Comment peut-on être fossoyeur ?
C’est une question que ne s’est jamais posée Veniamine Bielotserkovski, « cet homme des cimetières, qui eut toute sa vie un pied dans la tombe d’autrui », qui passa dix-sept années dans le goulag soviétique, où il fut fossoyeur du premier au dernier jour de sa détention.
Par la bouche de son héros, Markish nous convie paradoxalement à un traité plein d’humour, de fraîcheur, de fantaisie et de légère gravité sur la vie et la mort. Sous les apparences du cynisme, ce récit est également un hymne à la tolérance universelle, un cri d’amertume serein adressé aux hommes de toutes les couleurs et toutes les religions, car le fossoyeur, bien qu’oiseau de mauvaise augure, sorte de « demi-diable », « une puissance un peu trouble », réconcilie en dernière instance tous les… mortels.
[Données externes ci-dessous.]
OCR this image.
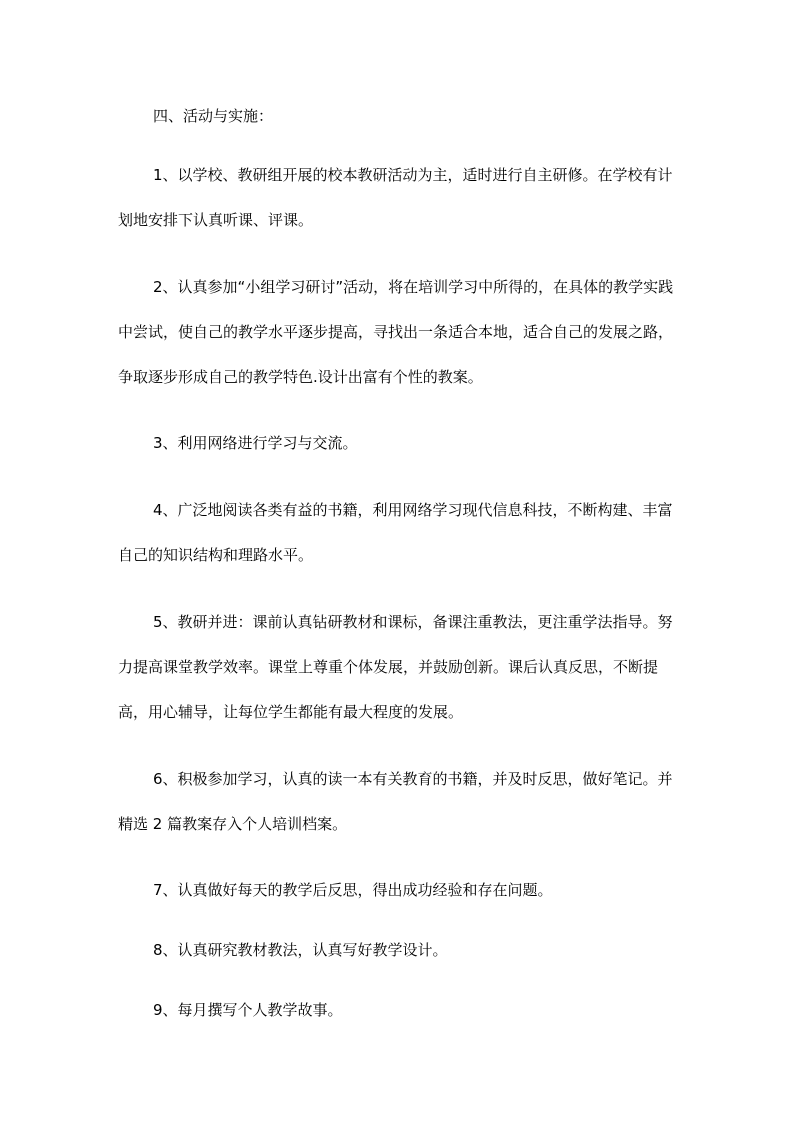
四、活动与实施：
1、以学校、教研组开展的校本教研活动为主，适时进行自主研修。在学校有计划地安排下认真听课、评课。
2、认真参加“小组学习研讨”活动，将在培训学习中所得的，在具体的教学实践中尝试，使自己的教学水平逐步提高，寻找出一条适合本地，适合自己的发展之路，争取逐步形成自己的教学特色.设计出富有个性的教案。
3、利用网络进行学习与交流。
4、广泛地阅读各类有益的书籍，利用网络学习现代信息科技，不断构建、丰富自己的知识结构和理路水平。
5、教研并进：课前认真钻研教材和课标，备课注重教法，更注重学法指导。努力提高课堂教学效率。课堂上尊重个体发展，并鼓励创新。课后认真反思，不断提高，用心辅导，让每位学生都能有最大程度的发展。
6、积极参加学习，认真的读一本有关教育的书籍，并及时反思，做好笔记。并精选 2 篇教案存入个人培训档案。
7、认真做好每天的教学后反思，得出成功经验和存在问题。
8、认真研究教材教法，认真写好教学设计。
9、每月撰写个人教学故事。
On retrouve la même verve dans le second récit, Tenti, qui se déroule en Asie centrale, sur fond de steppe colorée et sensuelle. Tenti, personnage à l’ironie discrète et inclassable, aux réactions inattendues, sorte de Dersou Ouzala mâtiné de brave soldat Chvéïk, fait éclater le ridicule et la vulgarité de la veule obéissance à l’oppression. Dans les deux cas, une fausse ingénuité ludique et une forte leçon de vie et d’enthousiasme.